Single by Rudy Vallée
- A-side: "Without That Certain Thing"
- Written: 1934
- Released: 1934
- Label: RCA
- Composer: Dana Suesse
- Lyricist: Edward Heyman

Rudy Vallée singles chronology
| "Dancing in the Moonlight" (1934) | "You Oughta Be in Pictures" (1934) | "Oh, You Nasty Man" (1934) |

= You Oughta Be in Pictures =

"You Oughta Be in Pictures" is a 1934 song composed by the American songwriting team Dana Suesse and Edward Heyman. It was recorded two weeks later by Rudy Vallée for RCA Records and rapidly became the unofficial anthem of the American film industry.

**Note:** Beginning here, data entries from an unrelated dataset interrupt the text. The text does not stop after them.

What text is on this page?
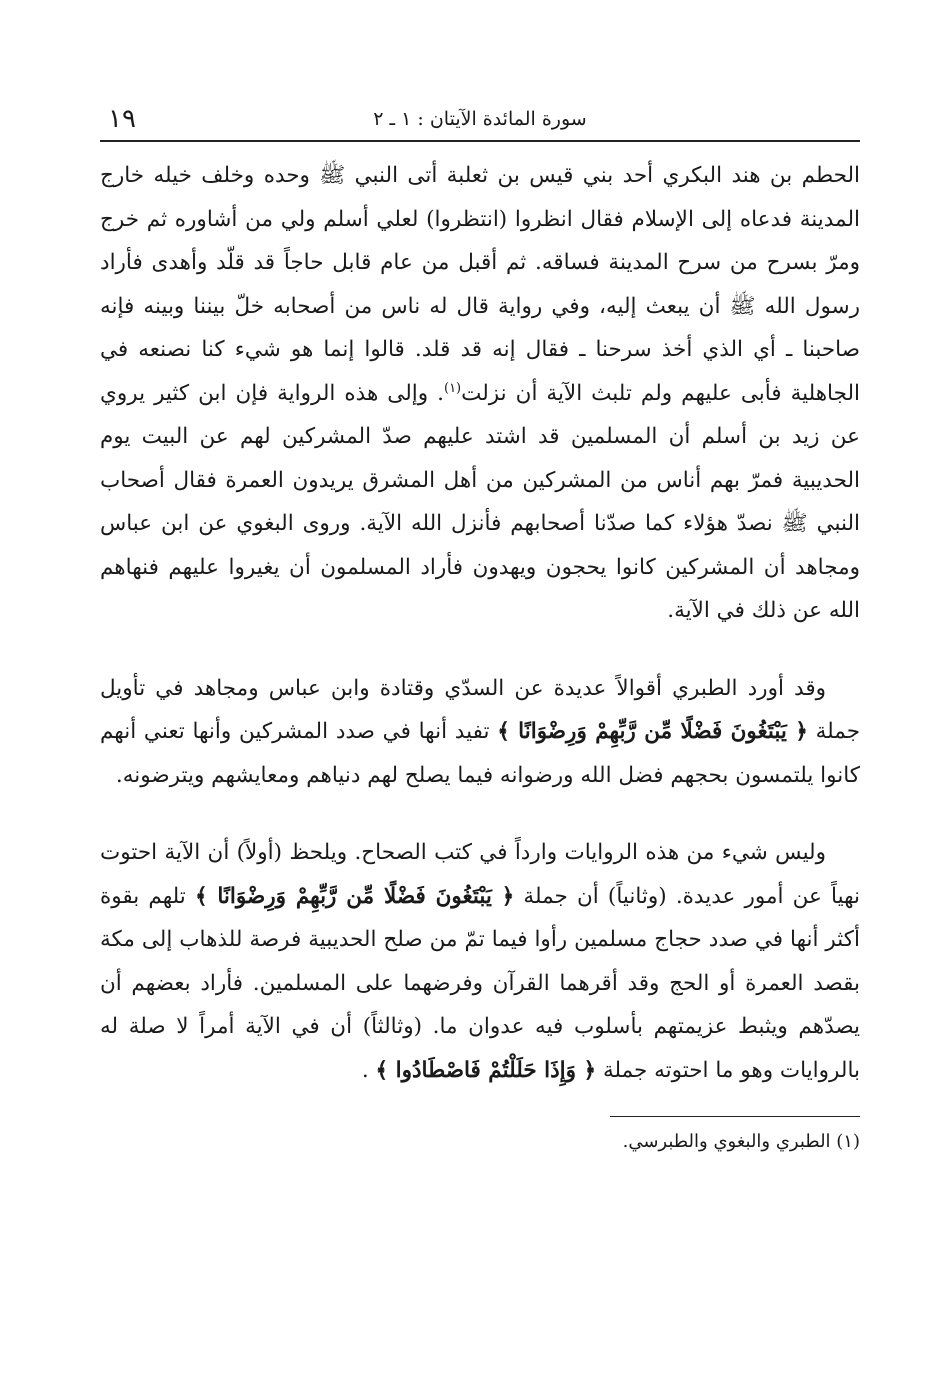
١٩	سورة المائدة الآيتان : ١ ـ ٢

الحطم بن هند البكري أحد بني قيس بن ثعلبة أتى النبي ﷺ وحده وخلف خيله خارج المدينة فدعاه إلى الإسلام فقال انظروا (انتظروا) لعلي أسلم ولي من أشاوره ثم خرج ومرّ بسرح من سرح المدينة فساقه. ثم أقبل من عام قابل حاجاً قد قلّد وأهدى فأراد رسول الله ﷺ أن يبعث إليه، وفي رواية قال له ناس من أصحابه خلّ بيننا وبينه فإنه صاحبنا ـ أي الذي أخذ سرحنا ـ فقال إنه قد قلد. قالوا إنما هو شيء كنا نصنعه في الجاهلية فأبى عليهم ولم تلبث الآية أن نزلت$^{(١)}$. وإلى هذه الرواية فإن ابن كثير يروي عن زيد بن أسلم أن المسلمين قد اشتد عليهم صدّ المشركين لهم عن البيت يوم الحديبية فمرّ بهم أناس من المشركين من أهل المشرق يريدون العمرة فقال أصحاب النبي ﷺ نصدّ هؤلاء كما صدّنا أصحابهم فأنزل الله الآية. وروى البغوي عن ابن عباس ومجاهد أن المشركين كانوا يحجون ويهدون فأراد المسلمون أن يغيروا عليهم فنهاهم الله عن ذلك في الآية.

وقد أورد الطبري أقوالاً عديدة عن السدّي وقتادة وابن عباس ومجاهد في تأويل جملة ﴿ يَبْتَغُونَ فَضْلًا مِّن رَّبِّهِمْ وَرِضْوَانًا ﴾ تفيد أنها في صدد المشركين وأنها تعني أنهم كانوا يلتمسون بحجهم فضل الله ورضوانه فيما يصلح لهم دنياهم ومعايشهم ويترضونه.

وليس شيء من هذه الروايات وارداً في كتب الصحاح. ويلحظ (أولاً) أن الآية احتوت نهياً عن أمور عديدة. (وثانياً) أن جملة ﴿ يَبْتَغُونَ فَضْلًا مِّن رَّبِّهِمْ وَرِضْوَانًا ﴾ تلهم بقوة أكثر أنها في صدد حجاج مسلمين رأوا فيما تمّ من صلح الحديبية فرصة للذهاب إلى مكة بقصد العمرة أو الحج وقد أقرهما القرآن وفرضهما على المسلمين. فأراد بعضهم أن يصدّهم ويثبط عزيمتهم بأسلوب فيه عدوان ما. (وثالثاً) أن في الآية أمراً لا صلة له بالروايات وهو ما احتوته جملة ﴿ وَإِذَا حَلَلْتُمْ فَاصْطَادُوا ﴾ .

(١) الطبري والبغوي والطبرسي.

The song has been covered by numerous other singers, and is often used on the soundtrack of later productions set during the 1930s.

Original sheet music shows the title, "You Oughta Be in Pictures (My Star of Stars)" using the colloquial, "oughta" rather than the standard "ought to." The cover of the sheet music also notes, "Introduced in the William Rowland production "New York Town" released by Columbia Pictures, Inc."

The singer compliments the female object of the song in multiple ways, eventually making a comparison to movie stars who had been popular at the time, including "Crawford" (Joan Crawford), "Davies" (Marion Davies), "Gaynor" (Janet Gaynor), "West" (Mae West), "Garbo" (Greta Garbo), and "Tashman" (Lilyan Tashman).

The 1940 animated film You Ought to Be in Pictures opens with the song.

==Other versions==
- Boswell Sisters - recorded March 23, 1934 for Brunswick Records (catalog 6798).
- Al Bowlly (1934) (Al Bowlly Discography)
- Little Jack Little - recorded February 8, 1934 for Columbia Records (catalog No. 2895D).
- Connie Francis - for her album Connie & Clyde – Hit Songs of the 30s (1968). The song received updated references to the popular entertainers.
- Doris Day

== Uses in other media ==
"You Oughta Be in Pictures" was used in the film Inside Daisy Clover.

A cover version by The Boswell Sisters was featured in Halloween Horror Nights 13.

Little Edie sang the song in Grey Gardens.